Uno degli aspetti più gratificanti del mio lavoro è che è sempre molto vario. Certi giorni mi capita di utilizzare enormi e costosi macchinari per effettuare test altamente scientifici e moderni, altre volte non faccio che guardare dentro a un microscopio. Come se non bastasse, la situazione cambia a ogni scena del crimine. Ovviamente, ogni delitto è diverso dall’altro, a partire dalla più comune e volgare moglie fatta a pezzi fino a certi notevoli e pittoreschi sventramenti.
Eppure in tutta la mia variegata esperienza nel dipartimento, non mi era mai stato richiesto di mettere la mia formazione professionale e il mio acume al servizio della mia terrorizzata sorella per preparare una conferenza stampa. E meno male. Infatti, se sul lavoro mi avessero mai richiesto una tale competenza, avrei seriamente considerato la possibilità di rinunciare all’impiego di analista nella polizia per dedicarmi all’insegnamento dell’educazione fisica nelle scuole medie.
Deborah mi trascinò nel suo ufficio e cominciò brutalmente a farsela sotto: si sedette, si alzò, fece tre passi in tutte le direzioni, si sedette di nuovo e prese a torcersi le mani. Poi, tanto per innalzare alle stelle il Quoziente di Sgradevolezza, si mise a ripetere: — Merda. Merda, merda, merda, merda, merda — senza smettere, declinandolo in tutte le tonalità e inflessioni, finché cominciai a pensare che avesse perso anche la capacità di esprimersi intelligentemente.
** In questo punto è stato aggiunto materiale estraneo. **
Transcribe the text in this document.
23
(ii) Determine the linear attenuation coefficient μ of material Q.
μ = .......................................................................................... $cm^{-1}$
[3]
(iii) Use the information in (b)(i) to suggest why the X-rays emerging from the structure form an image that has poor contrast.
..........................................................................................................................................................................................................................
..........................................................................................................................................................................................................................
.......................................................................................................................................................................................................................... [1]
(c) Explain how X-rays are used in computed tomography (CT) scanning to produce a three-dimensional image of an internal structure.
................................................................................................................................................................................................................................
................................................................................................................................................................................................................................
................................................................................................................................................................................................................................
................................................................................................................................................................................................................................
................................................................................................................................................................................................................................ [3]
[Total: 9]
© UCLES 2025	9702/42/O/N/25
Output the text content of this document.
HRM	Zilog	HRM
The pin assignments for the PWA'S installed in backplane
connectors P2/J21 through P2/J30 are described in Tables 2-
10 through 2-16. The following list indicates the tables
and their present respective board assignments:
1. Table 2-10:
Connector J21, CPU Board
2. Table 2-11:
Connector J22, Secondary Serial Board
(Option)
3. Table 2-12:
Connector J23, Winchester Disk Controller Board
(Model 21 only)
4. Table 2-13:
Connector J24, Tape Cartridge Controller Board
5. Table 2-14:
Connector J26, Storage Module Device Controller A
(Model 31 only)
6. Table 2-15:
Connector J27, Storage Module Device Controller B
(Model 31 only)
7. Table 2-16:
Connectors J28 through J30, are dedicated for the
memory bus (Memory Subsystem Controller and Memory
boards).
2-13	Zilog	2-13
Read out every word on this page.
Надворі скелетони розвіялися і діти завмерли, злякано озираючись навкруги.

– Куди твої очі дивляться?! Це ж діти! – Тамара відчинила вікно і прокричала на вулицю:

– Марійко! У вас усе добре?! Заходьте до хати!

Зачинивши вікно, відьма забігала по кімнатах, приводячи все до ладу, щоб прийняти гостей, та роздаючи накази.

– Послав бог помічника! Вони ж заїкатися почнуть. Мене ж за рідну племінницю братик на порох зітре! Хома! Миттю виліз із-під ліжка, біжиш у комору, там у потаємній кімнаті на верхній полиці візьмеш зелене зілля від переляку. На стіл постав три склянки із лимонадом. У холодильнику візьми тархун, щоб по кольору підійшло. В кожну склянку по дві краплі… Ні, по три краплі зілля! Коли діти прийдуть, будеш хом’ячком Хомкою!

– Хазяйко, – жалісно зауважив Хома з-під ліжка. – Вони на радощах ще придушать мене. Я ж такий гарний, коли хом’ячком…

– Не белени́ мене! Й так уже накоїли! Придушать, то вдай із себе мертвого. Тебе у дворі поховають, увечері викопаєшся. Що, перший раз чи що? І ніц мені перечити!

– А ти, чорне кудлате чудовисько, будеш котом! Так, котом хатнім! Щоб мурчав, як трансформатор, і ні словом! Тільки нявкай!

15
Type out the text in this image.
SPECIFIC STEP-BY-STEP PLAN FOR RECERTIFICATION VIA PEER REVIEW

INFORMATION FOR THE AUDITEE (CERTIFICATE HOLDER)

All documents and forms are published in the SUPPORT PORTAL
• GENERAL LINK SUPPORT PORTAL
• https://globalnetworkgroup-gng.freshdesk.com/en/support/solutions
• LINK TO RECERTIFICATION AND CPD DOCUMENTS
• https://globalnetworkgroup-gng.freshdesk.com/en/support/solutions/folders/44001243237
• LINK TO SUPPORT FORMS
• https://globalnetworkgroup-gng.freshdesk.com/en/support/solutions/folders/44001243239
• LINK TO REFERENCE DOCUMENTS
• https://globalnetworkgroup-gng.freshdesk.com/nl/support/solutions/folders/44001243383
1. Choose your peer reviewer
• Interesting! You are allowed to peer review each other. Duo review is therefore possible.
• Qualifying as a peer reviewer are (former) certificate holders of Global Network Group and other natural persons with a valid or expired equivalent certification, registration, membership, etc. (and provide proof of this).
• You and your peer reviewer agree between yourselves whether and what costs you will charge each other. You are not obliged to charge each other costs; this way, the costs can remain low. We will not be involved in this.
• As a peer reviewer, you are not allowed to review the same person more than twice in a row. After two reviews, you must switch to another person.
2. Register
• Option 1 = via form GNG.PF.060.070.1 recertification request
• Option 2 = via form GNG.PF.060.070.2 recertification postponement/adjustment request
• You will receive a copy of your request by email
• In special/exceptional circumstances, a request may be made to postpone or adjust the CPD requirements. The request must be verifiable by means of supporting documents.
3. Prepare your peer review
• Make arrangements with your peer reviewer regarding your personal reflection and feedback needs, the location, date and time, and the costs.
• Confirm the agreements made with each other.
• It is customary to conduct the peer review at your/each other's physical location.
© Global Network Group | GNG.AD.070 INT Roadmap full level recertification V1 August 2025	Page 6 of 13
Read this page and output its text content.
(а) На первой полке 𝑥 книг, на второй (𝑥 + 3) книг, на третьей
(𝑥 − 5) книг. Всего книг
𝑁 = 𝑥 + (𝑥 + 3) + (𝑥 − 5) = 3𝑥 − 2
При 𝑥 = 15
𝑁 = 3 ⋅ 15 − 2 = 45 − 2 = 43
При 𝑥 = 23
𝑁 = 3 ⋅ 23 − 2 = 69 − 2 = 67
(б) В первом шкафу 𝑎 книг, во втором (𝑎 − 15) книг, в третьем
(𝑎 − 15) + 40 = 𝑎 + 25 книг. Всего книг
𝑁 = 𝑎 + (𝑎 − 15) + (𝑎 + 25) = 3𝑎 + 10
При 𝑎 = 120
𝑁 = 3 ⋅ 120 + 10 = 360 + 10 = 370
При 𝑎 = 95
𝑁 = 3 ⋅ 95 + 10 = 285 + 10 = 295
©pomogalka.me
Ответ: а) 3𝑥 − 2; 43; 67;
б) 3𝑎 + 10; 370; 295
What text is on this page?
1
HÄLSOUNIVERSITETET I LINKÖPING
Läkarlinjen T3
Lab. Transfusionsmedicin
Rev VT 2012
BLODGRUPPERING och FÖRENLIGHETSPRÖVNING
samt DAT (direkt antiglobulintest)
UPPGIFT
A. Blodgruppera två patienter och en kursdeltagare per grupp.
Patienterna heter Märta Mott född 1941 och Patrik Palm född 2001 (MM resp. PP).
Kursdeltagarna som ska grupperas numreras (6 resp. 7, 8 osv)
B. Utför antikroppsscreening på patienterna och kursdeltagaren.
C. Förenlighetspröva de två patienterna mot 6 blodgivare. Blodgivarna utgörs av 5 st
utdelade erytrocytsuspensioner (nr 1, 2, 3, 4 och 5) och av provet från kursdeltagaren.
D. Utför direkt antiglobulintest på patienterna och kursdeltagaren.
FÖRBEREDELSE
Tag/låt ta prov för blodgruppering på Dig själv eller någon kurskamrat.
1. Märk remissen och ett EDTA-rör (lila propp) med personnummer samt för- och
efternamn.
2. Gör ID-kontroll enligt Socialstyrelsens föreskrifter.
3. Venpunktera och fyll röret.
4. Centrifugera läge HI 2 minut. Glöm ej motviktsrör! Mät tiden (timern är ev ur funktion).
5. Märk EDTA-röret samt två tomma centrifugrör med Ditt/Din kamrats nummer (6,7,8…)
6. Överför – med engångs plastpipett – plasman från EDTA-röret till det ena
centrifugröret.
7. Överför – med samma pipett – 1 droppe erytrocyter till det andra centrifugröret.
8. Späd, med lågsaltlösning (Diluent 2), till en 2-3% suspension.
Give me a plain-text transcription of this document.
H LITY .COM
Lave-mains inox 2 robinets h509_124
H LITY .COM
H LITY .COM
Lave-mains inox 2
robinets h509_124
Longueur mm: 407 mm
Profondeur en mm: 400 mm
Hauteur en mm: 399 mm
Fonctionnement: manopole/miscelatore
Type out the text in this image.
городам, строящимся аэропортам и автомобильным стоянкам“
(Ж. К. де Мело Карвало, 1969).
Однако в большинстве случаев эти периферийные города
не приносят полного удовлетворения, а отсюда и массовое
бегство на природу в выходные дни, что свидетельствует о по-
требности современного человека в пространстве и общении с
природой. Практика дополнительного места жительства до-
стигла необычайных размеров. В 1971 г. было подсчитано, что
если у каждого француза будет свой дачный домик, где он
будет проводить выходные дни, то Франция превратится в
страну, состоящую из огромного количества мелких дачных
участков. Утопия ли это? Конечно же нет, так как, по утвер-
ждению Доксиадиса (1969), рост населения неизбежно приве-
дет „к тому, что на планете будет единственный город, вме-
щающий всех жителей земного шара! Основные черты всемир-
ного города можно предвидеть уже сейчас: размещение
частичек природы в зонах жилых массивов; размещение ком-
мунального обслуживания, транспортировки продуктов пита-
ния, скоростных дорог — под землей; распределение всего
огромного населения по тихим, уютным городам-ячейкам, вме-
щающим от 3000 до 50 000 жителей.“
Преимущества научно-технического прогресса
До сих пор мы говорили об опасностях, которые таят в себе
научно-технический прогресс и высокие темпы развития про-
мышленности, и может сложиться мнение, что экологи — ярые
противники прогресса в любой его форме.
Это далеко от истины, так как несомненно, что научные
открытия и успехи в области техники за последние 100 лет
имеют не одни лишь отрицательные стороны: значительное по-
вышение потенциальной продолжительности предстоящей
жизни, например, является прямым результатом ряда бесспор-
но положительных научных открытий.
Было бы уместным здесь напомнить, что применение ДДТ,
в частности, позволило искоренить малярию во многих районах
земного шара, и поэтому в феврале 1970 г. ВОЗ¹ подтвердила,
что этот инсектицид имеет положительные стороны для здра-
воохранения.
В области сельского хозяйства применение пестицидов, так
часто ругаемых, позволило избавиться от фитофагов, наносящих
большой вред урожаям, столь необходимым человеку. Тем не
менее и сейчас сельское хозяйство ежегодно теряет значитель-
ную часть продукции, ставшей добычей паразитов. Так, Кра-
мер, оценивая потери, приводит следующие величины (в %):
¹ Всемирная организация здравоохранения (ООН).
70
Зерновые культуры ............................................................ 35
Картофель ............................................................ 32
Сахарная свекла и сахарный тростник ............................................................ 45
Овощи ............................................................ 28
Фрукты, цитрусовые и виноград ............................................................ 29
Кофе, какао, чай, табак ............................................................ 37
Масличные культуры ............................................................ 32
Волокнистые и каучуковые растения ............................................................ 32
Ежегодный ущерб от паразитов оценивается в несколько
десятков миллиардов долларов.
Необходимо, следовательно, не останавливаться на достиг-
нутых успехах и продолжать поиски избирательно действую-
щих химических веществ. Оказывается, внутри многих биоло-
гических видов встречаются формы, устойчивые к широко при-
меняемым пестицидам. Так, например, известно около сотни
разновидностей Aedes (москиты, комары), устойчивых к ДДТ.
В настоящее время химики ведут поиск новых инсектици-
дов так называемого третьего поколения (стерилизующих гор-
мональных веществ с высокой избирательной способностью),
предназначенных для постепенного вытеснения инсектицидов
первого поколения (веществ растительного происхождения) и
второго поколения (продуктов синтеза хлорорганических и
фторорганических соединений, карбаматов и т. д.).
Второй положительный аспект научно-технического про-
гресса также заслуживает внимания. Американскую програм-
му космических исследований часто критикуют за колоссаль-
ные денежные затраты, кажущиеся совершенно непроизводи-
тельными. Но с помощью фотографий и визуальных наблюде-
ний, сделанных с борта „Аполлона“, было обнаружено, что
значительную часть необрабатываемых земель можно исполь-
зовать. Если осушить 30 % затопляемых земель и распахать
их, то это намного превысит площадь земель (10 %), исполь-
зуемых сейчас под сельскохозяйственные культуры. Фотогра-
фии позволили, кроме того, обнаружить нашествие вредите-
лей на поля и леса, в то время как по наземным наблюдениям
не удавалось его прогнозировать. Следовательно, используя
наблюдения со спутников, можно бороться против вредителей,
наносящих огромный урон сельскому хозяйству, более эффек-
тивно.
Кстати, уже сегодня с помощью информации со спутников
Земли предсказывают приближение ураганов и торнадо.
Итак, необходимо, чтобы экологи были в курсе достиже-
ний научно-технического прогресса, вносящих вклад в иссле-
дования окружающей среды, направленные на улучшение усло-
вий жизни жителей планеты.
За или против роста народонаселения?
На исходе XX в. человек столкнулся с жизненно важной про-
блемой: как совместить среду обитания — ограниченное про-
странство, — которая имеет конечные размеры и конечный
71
— Debs — dissi infine — se queste saranno le tue dichiarazioni, dubito che il capitano Matthews sarà molto contento.
— Merda — ripeté, facendomi venir voglia di tirarle una sberla.
— Dexter, Gesù, ti prego… che cosa gli dico?
— Tutto, ma non “merda” — risposi.
Si alzò un’altra volta e si diresse verso la finestra, continuando a torcersi le mani. Da sempre, tutte le ragazzine sono cresciute sognando di diventare attrici, ballerine o comunque gente di spettacolo… tutte, eccetto Deborah. Fin dalla tenera età di cinque anni la sua ambizione era sempre stata quella di possedere un distintivo e una pistola. E grazie a un infaticabile impegno, a una tenacia fuori dal comune e a dolorosissimi pugni nel mio braccio era riuscita a ottenerli, per poi scoprire adesso che, per poterli conservare, le sarebbe toccato fare l’attrice. Il termine “ironia” è parecchio abusato, ma non posso certo negare che la situazione alimentasse in un certo qual modo il mio spirito beffardo.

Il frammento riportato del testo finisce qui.